I had very firm rules with the subs I indulged myself with, a protocol they had to adhere to at all times, and only rarely did a sub break them. I’d become used to total obedience. I’d become used to expecting certain things and having those expectations met.
Kisses were not part of my protocol, they’d always been off the table, and I should have been left cold by the kiss she gave me.
Except I wasn’t left cold. It was the opposite, a rush of heat flooding through me the moment her lips pressed against mine. They’d felt so soft and warm, the sweet scent of her body surrounding me.
The last time someone had kissed me, it had been fifteen years ago, when I’d tried to move on from Juliana, and all it had done had been to remind me of what I’d lost, so since then I hadn’t bothered.
Yet now…it wasn’t what I’d lost that I was conscious of but what I’d missed.
And how long it had been since anyone had surprised me so completely.
That kiss stirred something hot inside me, another reminder yet again, of how bored I was with my current crop of playmates. How no matter what I told myself, a part of me needed more, needed something different. A challenge. The opportunity to break someone new, someone who hadn’t spent years in the lifestyle knowing all there was to know about it, someone whose limits were yet to be tested and who wanted to test them.
Someone I could teach and introduce new pleasure to. Show them something about themselves that they didn’t know.
It couldn’t be her though. It shouldn’t be her. So I’d pulled her hood back, buried my fingers in her hair, and jerked her head away before she could make yet another mistake. Only to have her stare back, fury burning in her silver eyes.
A mistake. If she’d known what was good for her, she’d have lowered her gaze before mine, but she hadn’t. Which was another of my rules broken. The dominant in me didn’t like that one bit, even though this wasn’t a scene we were playing, and before I knew what I was doing, I’d leaned forward and taken that sulky mouth of hers in return, to teach her a lesson in who was in charge.
She was supposed to be untouchable, yet my fingers were buried in the soft silk of her hair and I could smell candy floss and sweet feminine musk, and a long, lazy hunger unfurled inside me.
I could think of a thousand ways to take this beautiful mouth. A thousand things I wanted to do to it, a thousand things I wanted to do with it. Things she’d enjoy, that we’d both enjoy.
She’d gone still, her shock palpable, and if I hadn’t been so surprised at my own actions, I would have let her go. But I didn’t. And there was a second where her mouth softened slightly and I prepared to take advantage, taste her fully.

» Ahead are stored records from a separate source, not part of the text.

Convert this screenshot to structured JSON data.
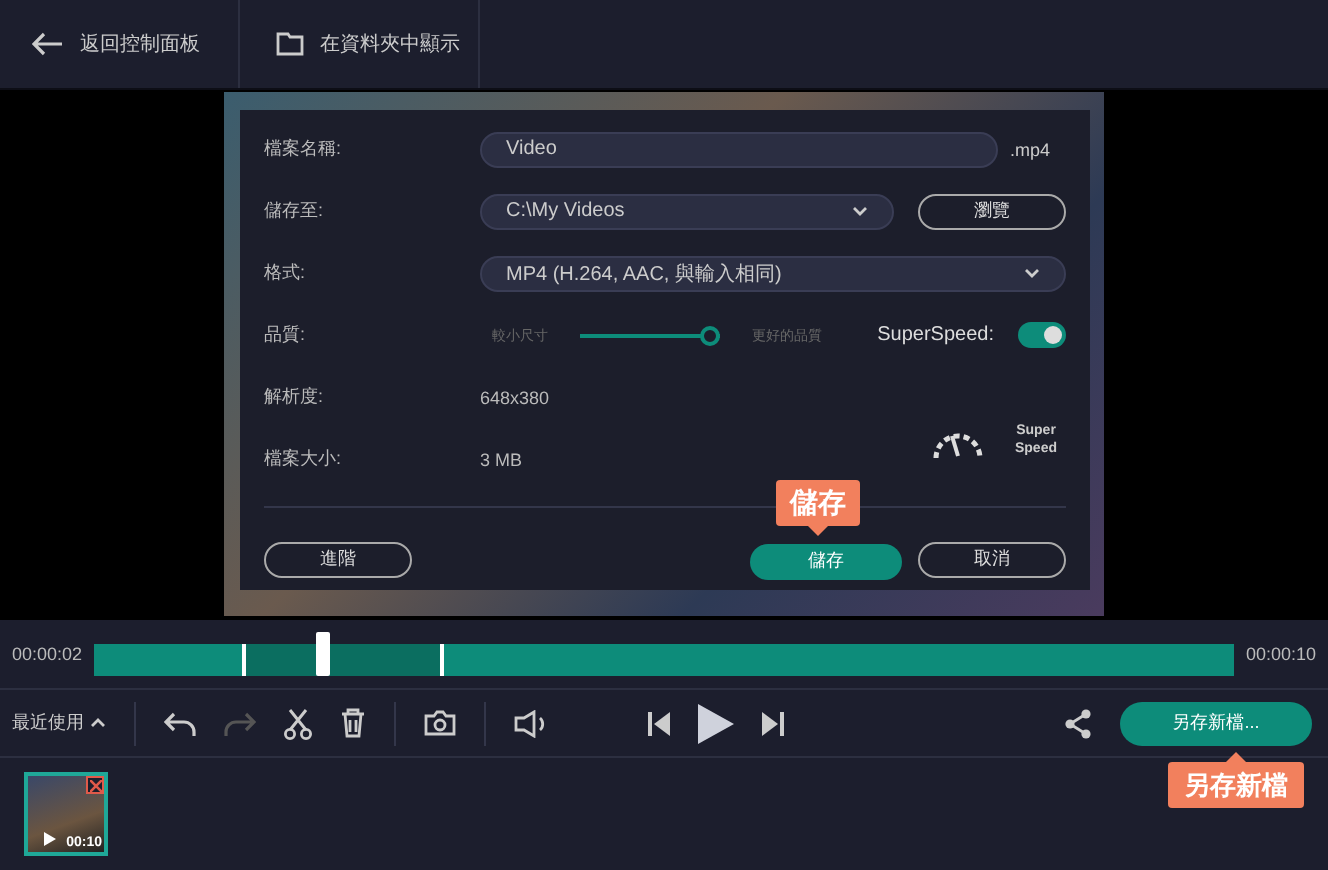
{
  "top_bar": {
    "back": {
      "label": "返回控制面板"
    },
    "show_in_folder": {
      "label": "在資料夾中顯示"
    }
  },
  "dialog": {
    "fields": [
      {
        "kind": "text",
        "label": "檔案名稱:",
        "value": "Video",
        "suffix": ".mp4"
      },
      {
        "kind": "path",
        "label": "儲存至:",
        "value": "C:\\My Videos",
        "button": "瀏覽"
      },
      {
        "kind": "select",
        "label": "格式:",
        "value": "MP4 (H.264, AAC, 與輸入相同)"
      },
      {
        "kind": "quality",
        "label": "品質:",
        "min_label": "較小尺寸",
        "max_label": "更好的品質",
        "level": 1.0,
        "toggle_label": "SuperSpeed:",
        "toggle_on": true
      }
    ],
    "info": [
      {
        "label": "解析度:",
        "value": "648x380"
      },
      {
        "label": "檔案大小:",
        "value": "3 MB"
      }
    ],
    "badge": "Super Speed",
    "buttons": {
      "advanced": "進階",
      "save": "儲存",
      "cancel": "取消"
    }
  },
  "timeline": {
    "start": "00:00:02",
    "end": "00:00:10",
    "playhead": {
      "level": 0.2
    }
  },
  "toolbar": {
    "recent": "最近使用",
    "save_as": "另存新檔..."
  },
  "clip": {
    "duration": "00:10"
  },
  "callouts": [
    {
      "kind": "save",
      "text": "儲存"
    },
    {
      "kind": "save_as",
      "text": "另存新檔"
    }
  ]
}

Then her teeth closed on my lower lip, and she bit me. Hard.
For a second, I froze because the little witch had taken me by surprise again. Then even that thought was lost beneath the heat rushing up inside me, the dominant growling in pleasure at the sexual challenge and wanting more. Demanding it. Determined to have her obedience. Determined to break her so that she’d offer me the sweetest gift of all: her submission.
It had been too long, far too long since I’d had more than the practiced obedience of experienced subs and it was clearly time I acknowledged that. But if I wanted that particular challenge, I’d have to find it elsewhere. It couldn’t be with this little one, no matter how tempting she was proving to be.
She was too young, too inexperienced, and too afraid. I’d been using that fear for my own ends, hoping to break her, but now I found myself reconsidering my tactics. They hadn’t worked so far on her and now I was losing my taste for it.
I needed to change my plan.
The temptation to deepen the kiss, to ravage her mouth, was strong, but I shoved it aside. Instead, pulling my head away, I gripped the silk binding her wrists and jerked her out of her seat and into my lap. She gasped as I settled her facing me, astride my thighs, her hands held securely between us. Her cloak had fallen open to reveal her naked body, all pretty curves and pale skin and silvery curls. A beautiful young woman.
But I didn’t look. I met the blazing silver of her stare instead, seeing through her fury to the fear that lay beneath it.
She was trembling and trying to hide it, and like a cornered kitten she was biting and clawing at anyone who approached her, including me.
I couldn’t have that.
Gripping the silk around her bound wrists with one hand in case she tried to lash out, I rearranged the fabric of her cloak with the other, so it covered her, hopefully making her feel less vulnerable.
“No biting,” I ordered. “Now. Tell me who hurt you.”
She was breathing very fast, and I could feel that tremble shaking her. Yet she only stared at me with dogged fury. “No one.”
“Are we really going to do this yet again? You’re terrified of me and I’m tired of your denials. Tell me.”
“I’m not fucking terrified.” Her stubborn little chin lifted even higher. “And why should I tell you anyway? I don’t owe you anything.”
“Oh, but you do. I paid five hundred thousand dollars for your virginity so an answer to a question is the least of what you owe me.”